It wasn’t an easy decision but ultimately Gibsons’ council is going to let S&M operate in the community for another year.

The cannabis dispensary had been in the process of applying for a temporary use permit and it took much debate before they got the permit.

There had been concerns about the appearance of the store but Councillor Stafford Lumley says he has a kid and it hasn’t been an issue.

“I have a 9-year-old who rides her bike back and forth from the school,” said Lumley.

“And she’s never asked me once what was in the store. People have their own understanding of what the colour pink and green might attract.”

Mayor Beamish was the only one on council who voted against the idea of issuing a temporary use permit for the cannabis shop.

His concern was that the wanted the business to apply for a provincial license like the other two dispensaries who are operating in the town.

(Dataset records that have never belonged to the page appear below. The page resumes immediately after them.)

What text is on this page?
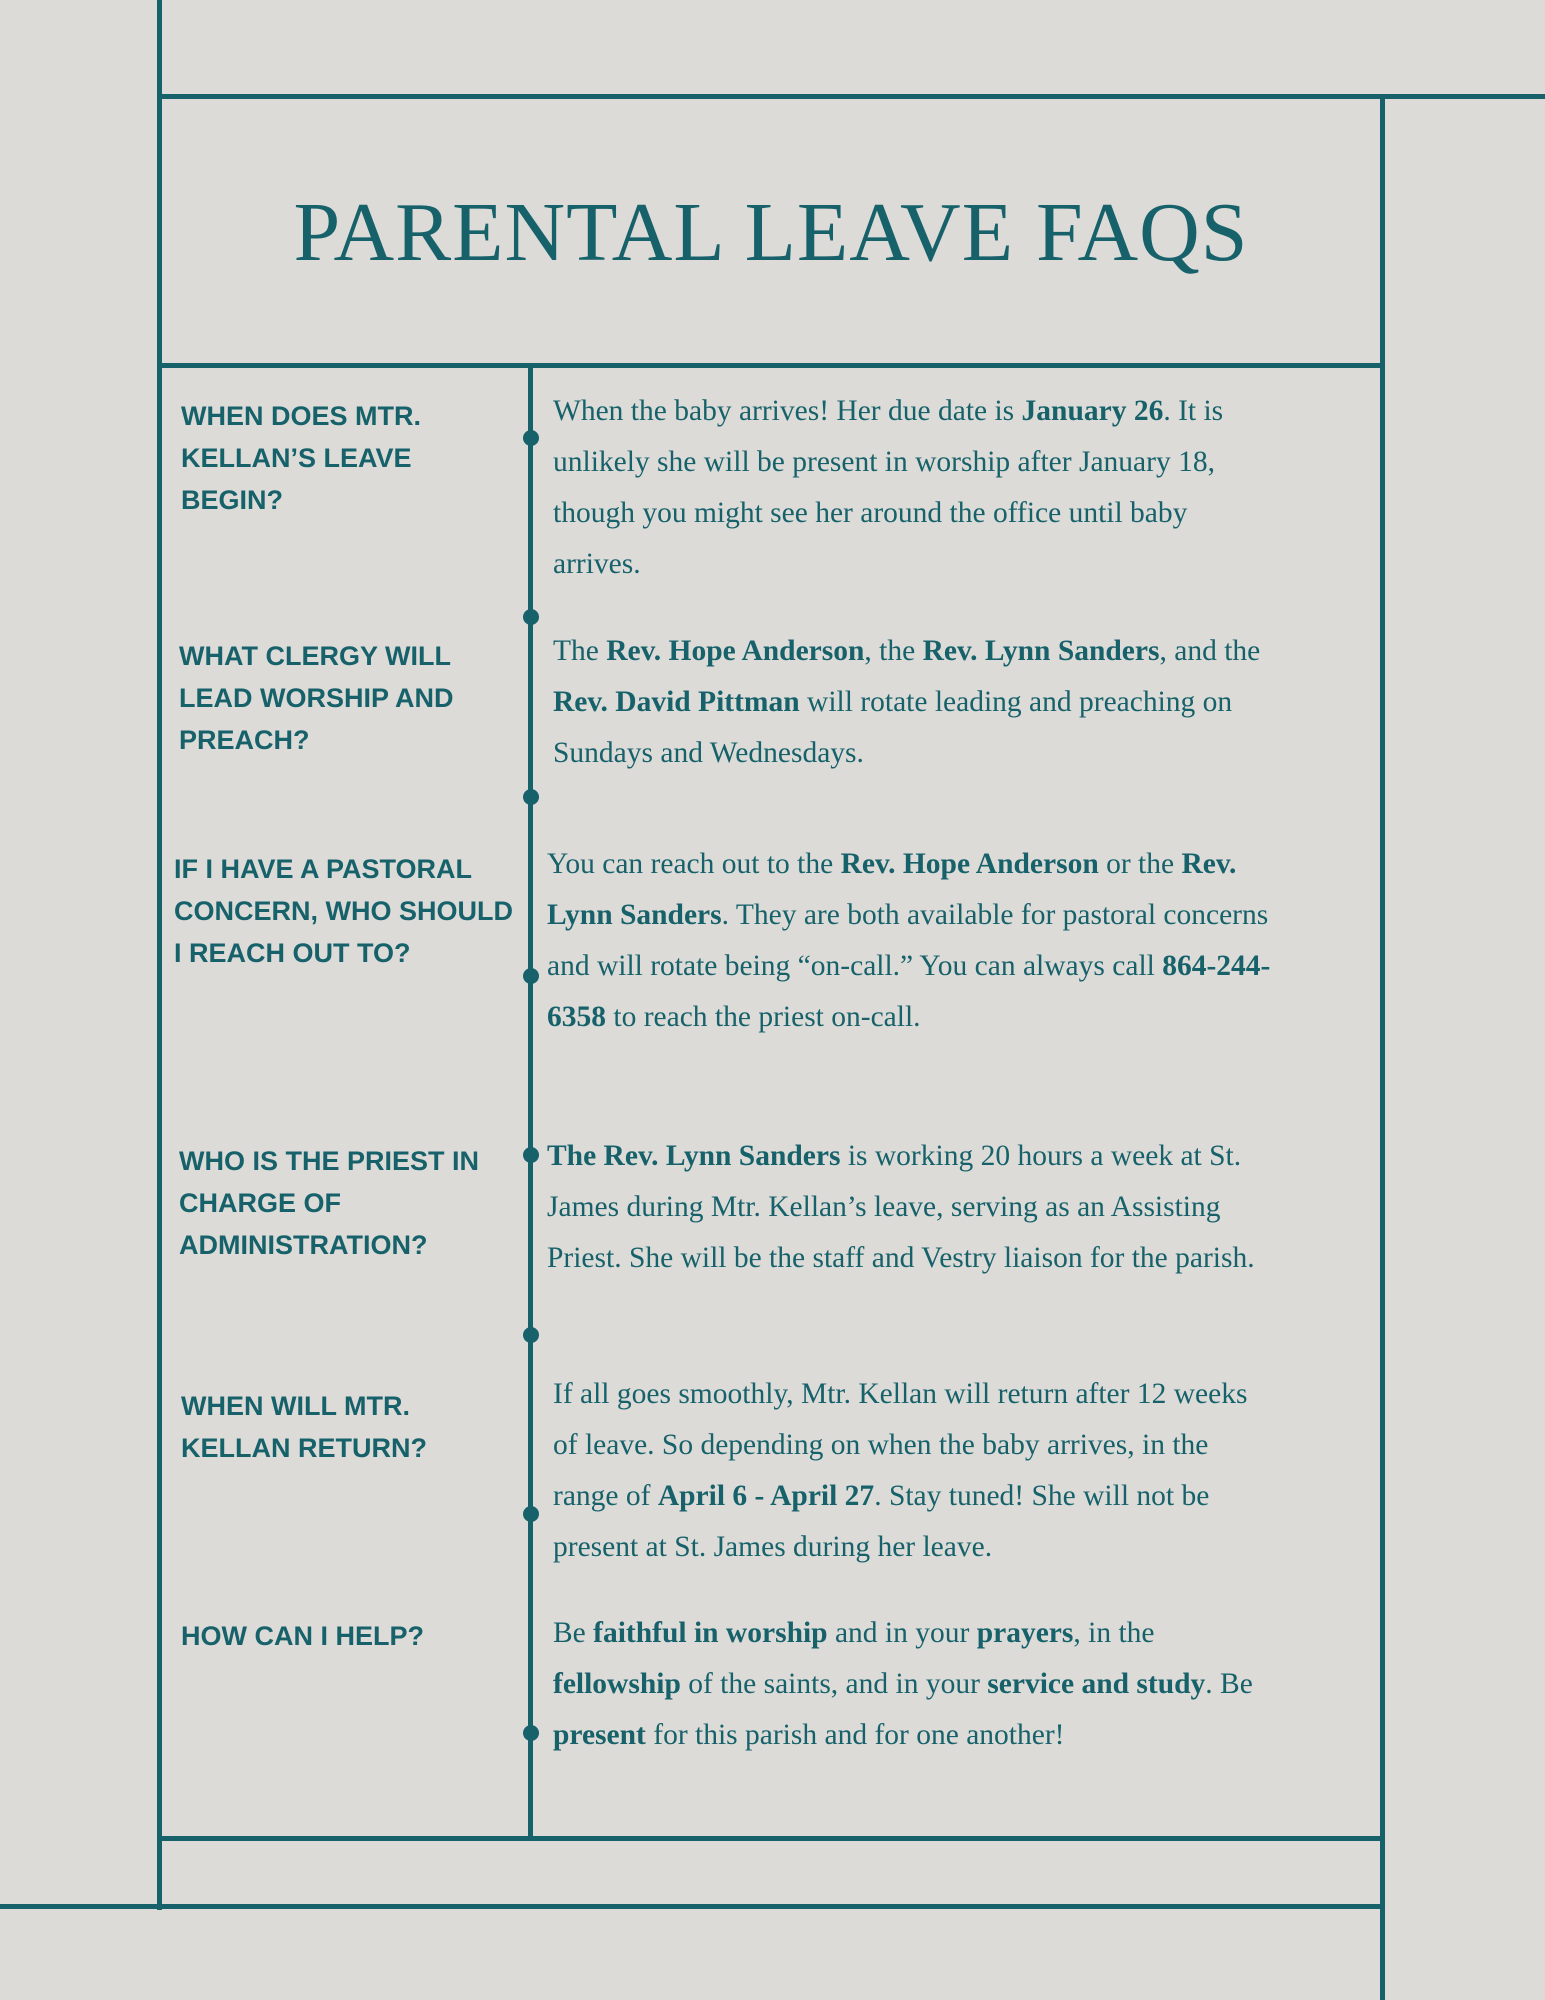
PARENTAL LEAVE FAQS
WHEN DOES MTR. KELLAN’S LEAVE BEGIN?
WHAT CLERGY WILL LEAD WORSHIP AND PREACH?
IF I HAVE A PASTORAL CONCERN, WHO SHOULD I REACH OUT TO?
WHO IS THE PRIEST IN CHARGE OF ADMINISTRATION?
WHEN WILL MTR. KELLAN RETURN?
HOW CAN I HELP?
When the baby arrives! Her due date is January 26. It is unlikely she will be present in worship after January 18, though you might see her around the office until baby arrives.
The Rev. Hope Anderson, the Rev. Lynn Sanders, and the Rev. David Pittman will rotate leading and preaching on Sundays and Wednesdays.
You can reach out to the Rev. Hope Anderson or the Rev. Lynn Sanders. They are both available for pastoral concerns and will rotate being “on-call.” You can always call 864-244-6358 to reach the priest on-call.
The Rev. Lynn Sanders is working 20 hours a week at St. James during Mtr. Kellan’s leave, serving as an Assisting Priest. She will be the staff and Vestry liaison for the parish.
If all goes smoothly, Mtr. Kellan will return after 12 weeks of leave. So depending on when the baby arrives, in the range of April 6 - April 27. Stay tuned! She will not be present at St. James during her leave.
Be faithful in worship and in your prayers, in the fellowship of the saints, and in your service and study. Be present for this parish and for one another!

“A lot of jurisdictions have just shut the door on everybody,” said Beamish.

“They don’t have anyone operating until they have their provincial license in hand. I think Gibsons has taken a much softer approach and if you do apply for the license, we’ll work with you through the process.”
Employees and supporters of the business spoke up at the council meeting this week and spoke in support of S&M.

Many of them explained the medical benefits of the products the shop is offering and also the jobs it brought to the community.

Councillor David Croal, Stafford Lumley and Annmarie De Andrade voted in favour of issuing the temporary use permit while Mayor Bill Beamish voted against it.

Councillor Aleria Ladwig was not present for the vote as she declared a conflict of interest due to how close she lives to S&M.